In the case of software systems, the ability of the Cloud to host powerful programs that are core to a business is getting closer and closer. Imagine an architecture company for instance whose business is based around the design of contemporary new houses and buildings. The success of that business is based upon the years of training undertaken by their architects and the creativity held within their design oriented minds. That is the core of their business and not the expensive design package that sits on each of their architects workstations – these are viewed merely as the tools of the trade. If those software tools can be funded, managed and accessed in an entirely different way then that architecture company is going to seriously consider a more streamlined and effective method of using those tools. And this is where the Cloud comes in!
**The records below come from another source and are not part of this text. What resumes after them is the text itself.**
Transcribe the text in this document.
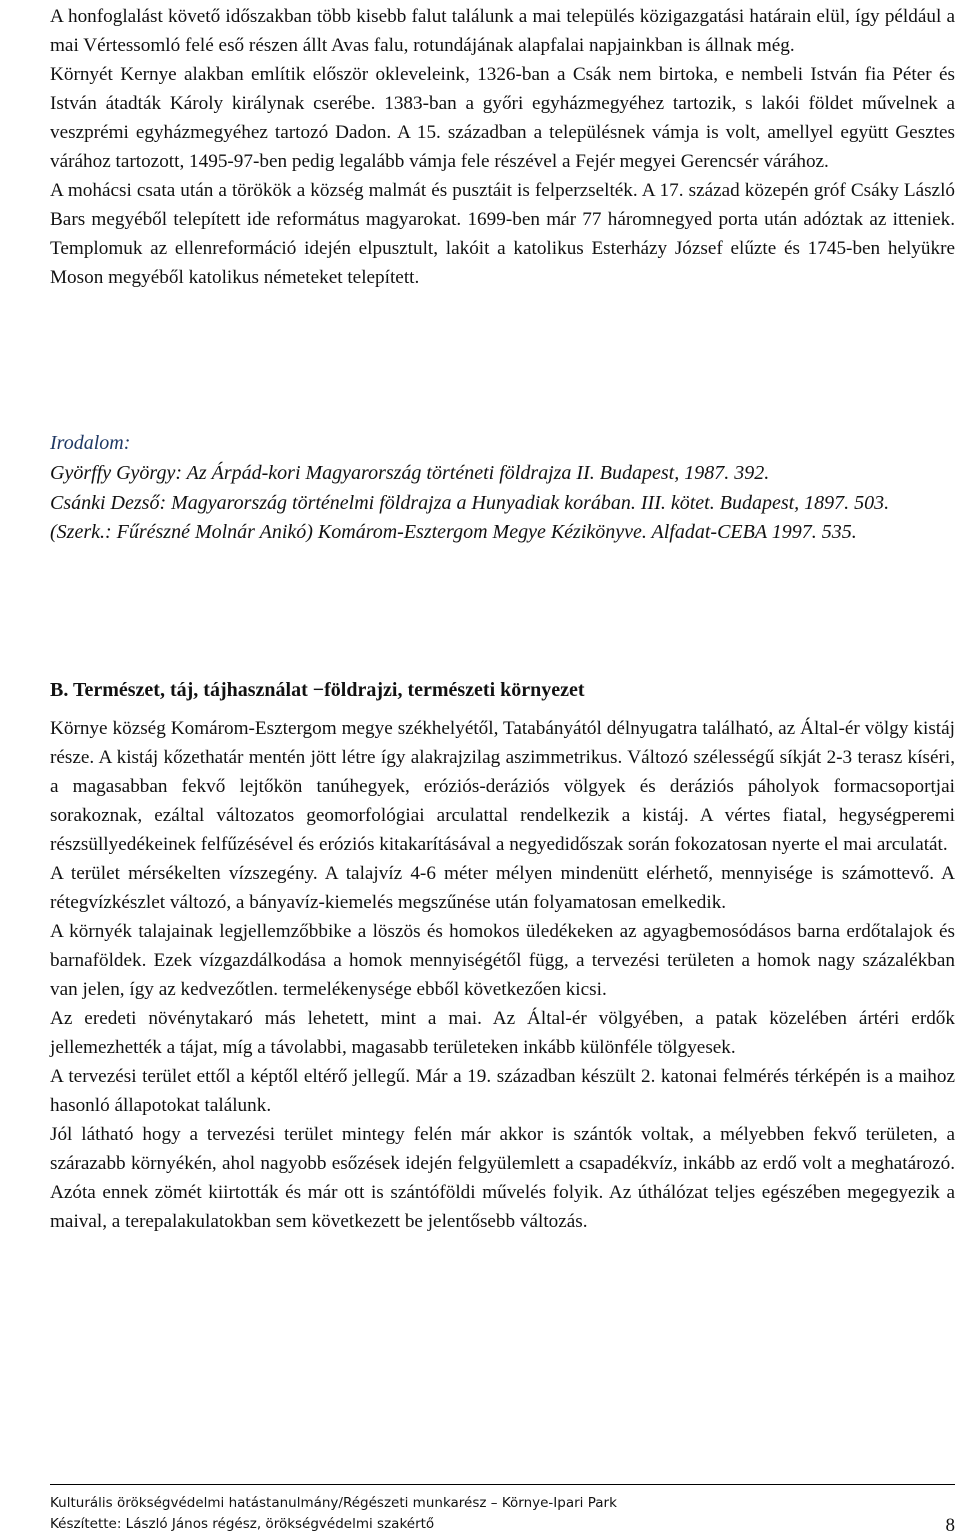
A honfoglalást követő időszakban több kisebb falut találunk a mai település közigazgatási határain elül, így például a mai Vértessomló felé eső részen állt Avas falu, rotundájának alapfalai napjainkban is állnak még.

Környét Kernye alakban említik először okleveleink, 1326-ban a Csák nem birtoka, e nembeli István fia Péter és István átadták Károly királynak cserébe. 1383-ban a győri egyházmegyéhez tartozik, s lakói földet művelnek a veszprémi egyházmegyéhez tartozó Dadon. A 15. században a településnek vámja is volt, amellyel együtt Gesztes várához tartozott, 1495-97-ben pedig legalább vámja fele részével a Fejér megyei Gerencsér várához.

A mohácsi csata után a törökök a község malmát és pusztáit is felperzselték. A 17. század közepén gróf Csáky László Bars megyéből telepített ide református magyarokat. 1699-ben már 77 háromnegyed porta után adóztak az itteniek. Templomuk az ellenreformáció idején elpusztult, lakóit a katolikus Esterházy József elűzte és 1745-ben helyükre Moson megyéből katolikus németeket telepített.

Irodalom:

Györffy György: Az Árpád-kori Magyarország történeti földrajza II. Budapest, 1987. 392.

Csánki Dezső: Magyarország történelmi földrajza a Hunyadiak korában. III. kötet. Budapest, 1897. 503.

(Szerk.: Fűrészné Molnár Anikó) Komárom-Esztergom Megye Kézikönyve. Alfadat-CEBA 1997. 535.

B. Természet, táj, tájhasználat −földrajzi, természeti környezet

Környe község Komárom-Esztergom megye székhelyétől, Tatabányától délnyugatra található, az Által-ér völgy kistáj része. A kistáj kőzethatár mentén jött létre így alakrajzilag aszimmetrikus. Változó szélességű síkját 2-3 terasz kíséri, a magasabban fekvő lejtőkön tanúhegyek, eróziós-deráziós völgyek és deráziós páholyok formacsoportjai sorakoznak, ezáltal változatos geomorfológiai arculattal rendelkezik a kistáj. A vértes fiatal, hegységperemi részsüllyedékeinek felfűzésével és eróziós kitakarításával a negyedidőszak során fokozatosan nyerte el mai arculatát.

A terület mérsékelten vízszegény. A talajvíz 4-6 méter mélyen mindenütt elérhető, mennyisége is számottevő. A rétegvízkészlet változó, a bányavíz-kiemelés megszűnése után folyamatosan emelkedik.

A környék talajainak legjellemzőbbike a löszös és homokos üledékeken az agyagbemosódásos barna erdőtalajok és barnaföldek. Ezek vízgazdálkodása a homok mennyiségétől függ, a tervezési területen a homok nagy százalékban van jelen, így az kedvezőtlen. termelékenysége ebből következően kicsi.

Az eredeti növénytakaró más lehetett, mint a mai. Az Által-ér völgyében, a patak közelében ártéri erdők jellemezhették a tájat, míg a távolabbi, magasabb területeken inkább különféle tölgyesek.

A tervezési terület ettől a képtől eltérő jellegű. Már a 19. században készült 2. katonai felmérés térképén is a maihoz hasonló állapotokat találunk.

Jól látható hogy a tervezési terület mintegy felén már akkor is szántók voltak, a mélyebben fekvő területen, a szárazabb környékén, ahol nagyobb esőzések idején felgyülemlett a csapadékvíz, inkább az erdő volt a meghatározó. Azóta ennek zömét kiirtották és már ott is szántóföldi művelés folyik. Az úthálózat teljes egészében megegyezik a maival, a terepalakulatokban sem következett be jelentősebb változás.

Kulturális örökségvédelmi hatástanulmány/Régészeti munkarész – Környe-Ipari Park
Készítette: László János régész, örökségvédelmi szakértő	8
But how does this affect the specialised area of Pre-media where historically processing power, as well as the clever technology developed by the many Pre-media vendors, was what gave one service supplier the edge against another? Well imagine if you will a world where technology vendors no longer sell expensive high end software packages along with the accompanying annual commitment of a support contract and everything that comes with that (annual version upgrades, intermittent .xx bug fixes, visits from engineers to carry out upgrades, second visits from engineers to rectify what went wrong during the first visit, etc.). Imagine a world where none of this exists and the software just sits in ‘the Cloud’ – you the customer just pays an annual or monthly subscription fee to use it.

Sounds like utopia doesn’t it? But I am just wondering if the many techology vendors out there are going to dive gleefully into this new dynamic world of offering their crown jewels up in the Cloud. What a different world this promises and more importantly, what a different business model that presents for all involved – no large capital outlay to buy a DVD and manual in a colourful cardboard box with the “licensed rights” to use a that software, no ongoing support contract and no upgrade visits from engineers to screw up Pre-media systems that were working perfectly well before (OK that last bit was a bit harsh and I apologise to all of the engineers out there that I know).

The ability to offer such applications like this is enhanced by cloud hosting services like Amazon Web Services and their Elastic Cloud solution which is enabling more companies to drop the need for upfront investment. It will be very interesting to see which vendors grasp this new era in the world of Pre-media and how much customers will drive that requirement. I visited Kodak recently and they have gone some way to embracing this by offering  packages such as InSite on a subscription basis. There are also vendors such as Aviary and ProofHQ who are offering packages that sit up in the ether. And of course let’s not forget Adobe who offer their applications on sites such as Photoshop.com and Acrobat.com.

Suffice to say that the traditional ‘Software on a Disc’ model is under threat and this could mark a completely new era of business for vendors and service suppliers alike. How, or indeed if, they can cope, adapt and make money in this new era will be interesting to see. As advisers to the Pre-media industry we are watching carefully as the advice that we give our clients is based around providing their companies the very best operational model to take them forward.